Posted by jim_wells | Monday, January 27 2014 at 1:50PM ET
Well, the USPS bankrupted our nation's mail system and has generally screwed up the US Postal system so badly that non-government competitors have bankrupted them. So, yea, let's let them have a go at the United States financial sector. I am sure that if they do half as good a job at running the financial sector as they have the USPS that most of our nation's citizens will be broke within 10 years.
Posted by commobanker | Monday, January 27 2014 at 2:07PM ET
The idea is to modify the business model of an institution seriously in need of additional revenue by having them meet the increasing financial services needs of underserved borrowers.

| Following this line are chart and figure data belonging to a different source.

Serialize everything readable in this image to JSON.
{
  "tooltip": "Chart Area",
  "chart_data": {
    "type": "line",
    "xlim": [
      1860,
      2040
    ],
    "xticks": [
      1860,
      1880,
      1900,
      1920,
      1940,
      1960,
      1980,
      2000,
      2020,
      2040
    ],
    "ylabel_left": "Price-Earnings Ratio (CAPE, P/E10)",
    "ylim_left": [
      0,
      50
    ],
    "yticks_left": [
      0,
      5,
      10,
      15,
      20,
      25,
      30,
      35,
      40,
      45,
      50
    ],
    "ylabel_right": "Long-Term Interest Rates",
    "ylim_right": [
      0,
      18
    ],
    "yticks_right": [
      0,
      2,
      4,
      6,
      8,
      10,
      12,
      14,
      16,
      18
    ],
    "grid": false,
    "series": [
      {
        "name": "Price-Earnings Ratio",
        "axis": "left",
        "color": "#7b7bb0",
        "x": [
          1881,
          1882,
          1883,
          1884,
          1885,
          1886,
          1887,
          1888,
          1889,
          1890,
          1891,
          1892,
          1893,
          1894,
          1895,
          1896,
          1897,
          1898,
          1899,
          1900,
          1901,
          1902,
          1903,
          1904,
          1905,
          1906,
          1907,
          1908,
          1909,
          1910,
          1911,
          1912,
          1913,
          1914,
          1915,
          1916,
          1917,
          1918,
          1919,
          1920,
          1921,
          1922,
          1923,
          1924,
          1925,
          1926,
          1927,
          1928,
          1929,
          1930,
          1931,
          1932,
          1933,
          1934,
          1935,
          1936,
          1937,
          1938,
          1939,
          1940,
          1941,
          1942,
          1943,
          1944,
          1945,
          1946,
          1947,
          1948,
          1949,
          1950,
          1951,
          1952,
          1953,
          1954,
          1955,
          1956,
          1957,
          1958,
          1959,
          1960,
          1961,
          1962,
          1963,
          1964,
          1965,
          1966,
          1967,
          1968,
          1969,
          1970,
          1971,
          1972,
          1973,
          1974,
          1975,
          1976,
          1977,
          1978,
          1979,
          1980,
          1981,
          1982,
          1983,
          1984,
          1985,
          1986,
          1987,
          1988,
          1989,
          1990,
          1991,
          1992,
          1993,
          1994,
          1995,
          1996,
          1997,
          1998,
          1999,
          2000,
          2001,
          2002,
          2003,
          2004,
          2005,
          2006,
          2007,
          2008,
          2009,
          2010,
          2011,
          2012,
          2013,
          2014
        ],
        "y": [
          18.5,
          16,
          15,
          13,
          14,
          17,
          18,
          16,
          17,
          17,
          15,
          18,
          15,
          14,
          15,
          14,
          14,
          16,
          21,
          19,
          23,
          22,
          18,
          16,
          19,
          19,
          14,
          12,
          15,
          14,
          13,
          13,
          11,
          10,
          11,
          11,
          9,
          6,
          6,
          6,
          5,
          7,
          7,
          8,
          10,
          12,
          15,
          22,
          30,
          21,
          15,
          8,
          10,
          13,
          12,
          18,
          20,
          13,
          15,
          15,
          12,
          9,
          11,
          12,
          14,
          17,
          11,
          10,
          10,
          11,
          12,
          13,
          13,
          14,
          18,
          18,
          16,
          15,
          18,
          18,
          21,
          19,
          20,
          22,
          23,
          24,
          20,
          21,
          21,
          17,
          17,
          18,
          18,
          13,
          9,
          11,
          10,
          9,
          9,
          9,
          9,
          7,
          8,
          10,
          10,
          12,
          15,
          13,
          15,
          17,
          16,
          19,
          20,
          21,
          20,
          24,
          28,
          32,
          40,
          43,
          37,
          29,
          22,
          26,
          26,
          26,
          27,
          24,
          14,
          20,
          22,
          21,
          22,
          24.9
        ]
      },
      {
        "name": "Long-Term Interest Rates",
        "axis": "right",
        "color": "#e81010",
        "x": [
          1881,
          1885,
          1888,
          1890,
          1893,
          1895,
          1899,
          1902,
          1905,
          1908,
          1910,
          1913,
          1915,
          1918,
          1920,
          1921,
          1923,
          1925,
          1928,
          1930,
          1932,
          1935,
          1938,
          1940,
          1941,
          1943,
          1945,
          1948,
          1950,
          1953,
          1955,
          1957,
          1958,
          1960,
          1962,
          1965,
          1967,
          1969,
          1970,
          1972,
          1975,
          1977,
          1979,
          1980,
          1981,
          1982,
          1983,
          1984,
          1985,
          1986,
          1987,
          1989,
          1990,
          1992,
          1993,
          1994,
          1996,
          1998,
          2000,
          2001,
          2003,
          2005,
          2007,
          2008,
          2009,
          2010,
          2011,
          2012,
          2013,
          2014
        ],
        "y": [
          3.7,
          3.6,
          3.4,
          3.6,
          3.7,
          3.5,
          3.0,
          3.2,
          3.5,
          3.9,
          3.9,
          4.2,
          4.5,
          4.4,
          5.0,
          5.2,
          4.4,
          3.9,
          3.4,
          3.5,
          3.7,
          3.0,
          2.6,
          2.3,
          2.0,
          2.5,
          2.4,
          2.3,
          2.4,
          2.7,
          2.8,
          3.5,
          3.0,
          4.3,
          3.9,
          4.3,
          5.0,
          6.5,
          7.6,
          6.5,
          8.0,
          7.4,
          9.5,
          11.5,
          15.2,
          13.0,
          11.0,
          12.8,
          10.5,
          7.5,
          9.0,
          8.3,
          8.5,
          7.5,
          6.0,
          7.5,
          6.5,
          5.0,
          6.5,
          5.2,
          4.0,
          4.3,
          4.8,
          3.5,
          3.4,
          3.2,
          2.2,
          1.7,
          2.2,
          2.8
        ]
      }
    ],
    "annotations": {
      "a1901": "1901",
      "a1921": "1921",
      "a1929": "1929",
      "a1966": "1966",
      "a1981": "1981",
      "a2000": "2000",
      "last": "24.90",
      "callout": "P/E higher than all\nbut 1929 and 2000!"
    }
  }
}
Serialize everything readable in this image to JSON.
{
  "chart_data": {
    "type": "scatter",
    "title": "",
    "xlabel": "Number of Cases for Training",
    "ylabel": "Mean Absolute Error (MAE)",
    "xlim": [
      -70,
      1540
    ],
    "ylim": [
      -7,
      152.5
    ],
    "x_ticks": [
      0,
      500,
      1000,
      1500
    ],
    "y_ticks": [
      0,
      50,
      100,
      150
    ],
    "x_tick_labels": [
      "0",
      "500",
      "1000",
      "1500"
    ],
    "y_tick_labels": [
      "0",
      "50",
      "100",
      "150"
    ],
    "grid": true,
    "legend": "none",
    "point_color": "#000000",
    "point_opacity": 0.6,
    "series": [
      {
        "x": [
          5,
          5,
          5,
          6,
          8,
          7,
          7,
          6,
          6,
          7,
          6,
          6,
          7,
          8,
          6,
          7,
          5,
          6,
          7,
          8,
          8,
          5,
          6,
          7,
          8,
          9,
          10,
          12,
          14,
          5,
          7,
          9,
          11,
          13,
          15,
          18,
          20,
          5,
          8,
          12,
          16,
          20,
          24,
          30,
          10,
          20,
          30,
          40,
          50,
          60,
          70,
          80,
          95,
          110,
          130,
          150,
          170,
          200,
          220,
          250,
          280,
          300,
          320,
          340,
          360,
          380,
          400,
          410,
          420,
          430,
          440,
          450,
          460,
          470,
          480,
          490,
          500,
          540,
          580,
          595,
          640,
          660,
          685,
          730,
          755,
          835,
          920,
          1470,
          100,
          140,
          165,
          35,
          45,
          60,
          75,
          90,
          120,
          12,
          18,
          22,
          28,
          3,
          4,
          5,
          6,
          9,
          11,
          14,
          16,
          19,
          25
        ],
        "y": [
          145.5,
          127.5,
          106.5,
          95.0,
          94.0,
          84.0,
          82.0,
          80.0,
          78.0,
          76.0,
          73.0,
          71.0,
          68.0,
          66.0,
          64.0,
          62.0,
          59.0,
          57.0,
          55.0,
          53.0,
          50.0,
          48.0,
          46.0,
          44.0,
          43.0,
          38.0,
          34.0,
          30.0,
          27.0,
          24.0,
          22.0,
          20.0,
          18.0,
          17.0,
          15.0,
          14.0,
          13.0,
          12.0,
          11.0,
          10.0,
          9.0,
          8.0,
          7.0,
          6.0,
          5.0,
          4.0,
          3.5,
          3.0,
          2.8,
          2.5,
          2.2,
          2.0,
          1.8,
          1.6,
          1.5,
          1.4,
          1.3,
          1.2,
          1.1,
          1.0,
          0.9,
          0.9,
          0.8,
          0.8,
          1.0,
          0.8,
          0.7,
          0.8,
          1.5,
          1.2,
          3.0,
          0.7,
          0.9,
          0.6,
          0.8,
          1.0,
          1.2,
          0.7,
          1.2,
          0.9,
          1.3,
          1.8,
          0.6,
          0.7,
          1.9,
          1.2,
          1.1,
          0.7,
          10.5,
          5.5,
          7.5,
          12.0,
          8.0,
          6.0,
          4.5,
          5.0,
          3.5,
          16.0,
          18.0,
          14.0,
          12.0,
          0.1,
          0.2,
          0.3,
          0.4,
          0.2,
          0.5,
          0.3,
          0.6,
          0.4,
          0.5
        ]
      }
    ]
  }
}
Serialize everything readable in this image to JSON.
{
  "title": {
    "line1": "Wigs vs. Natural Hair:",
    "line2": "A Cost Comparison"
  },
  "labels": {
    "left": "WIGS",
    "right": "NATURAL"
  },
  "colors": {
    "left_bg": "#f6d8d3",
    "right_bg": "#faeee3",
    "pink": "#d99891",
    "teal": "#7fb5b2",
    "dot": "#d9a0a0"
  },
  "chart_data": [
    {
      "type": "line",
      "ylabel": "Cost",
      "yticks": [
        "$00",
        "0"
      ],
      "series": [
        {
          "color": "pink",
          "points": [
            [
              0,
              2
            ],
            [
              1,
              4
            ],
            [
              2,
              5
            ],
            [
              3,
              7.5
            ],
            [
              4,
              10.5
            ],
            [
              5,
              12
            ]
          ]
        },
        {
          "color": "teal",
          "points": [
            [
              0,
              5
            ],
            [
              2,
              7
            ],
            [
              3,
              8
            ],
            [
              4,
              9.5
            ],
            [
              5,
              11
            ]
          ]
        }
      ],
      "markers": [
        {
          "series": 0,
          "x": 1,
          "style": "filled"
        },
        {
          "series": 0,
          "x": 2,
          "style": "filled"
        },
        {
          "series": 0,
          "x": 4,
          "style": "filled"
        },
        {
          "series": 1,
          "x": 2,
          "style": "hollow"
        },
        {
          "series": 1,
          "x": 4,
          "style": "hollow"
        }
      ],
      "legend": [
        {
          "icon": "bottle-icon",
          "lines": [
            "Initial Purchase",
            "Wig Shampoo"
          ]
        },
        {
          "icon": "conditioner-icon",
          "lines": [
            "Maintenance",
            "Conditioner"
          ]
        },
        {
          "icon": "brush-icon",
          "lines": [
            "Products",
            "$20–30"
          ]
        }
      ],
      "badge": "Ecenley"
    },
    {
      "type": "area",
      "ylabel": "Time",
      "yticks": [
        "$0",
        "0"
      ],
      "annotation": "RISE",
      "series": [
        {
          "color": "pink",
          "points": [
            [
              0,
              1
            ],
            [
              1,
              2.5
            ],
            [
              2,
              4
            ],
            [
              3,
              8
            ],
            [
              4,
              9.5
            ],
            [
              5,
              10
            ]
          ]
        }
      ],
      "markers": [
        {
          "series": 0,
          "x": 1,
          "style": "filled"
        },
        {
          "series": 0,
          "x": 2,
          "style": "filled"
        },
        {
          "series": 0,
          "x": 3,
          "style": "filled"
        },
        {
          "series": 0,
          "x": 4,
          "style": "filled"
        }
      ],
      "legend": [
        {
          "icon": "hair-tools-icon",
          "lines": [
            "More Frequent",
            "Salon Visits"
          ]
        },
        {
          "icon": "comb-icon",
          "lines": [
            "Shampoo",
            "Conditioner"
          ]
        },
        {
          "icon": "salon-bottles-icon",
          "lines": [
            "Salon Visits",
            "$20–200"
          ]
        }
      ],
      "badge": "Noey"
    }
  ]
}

They have a vast existing physical and human capital infrastructure in place and could partner with existing lending institutions to develop new customer revenue streams as opposed to capturing revenue from existing community/larger banks. This is an opportunity for a new look at how to meet the business credit needs of that market segment through the development of risk offset structure that could attract private capital to manage the risk for an appropriate market based return.
Posted by DSaunders | Monday, January 27 2014 at 2:40PM ET
It's certainly not rocket-science. So many successful models around the world that could be easily copied. All it requires is a willingness to try -- instead of continuing to play the role of victim. Oh, and of course, regularly hitting up American consumers for more money to compensate for gross ineptitude.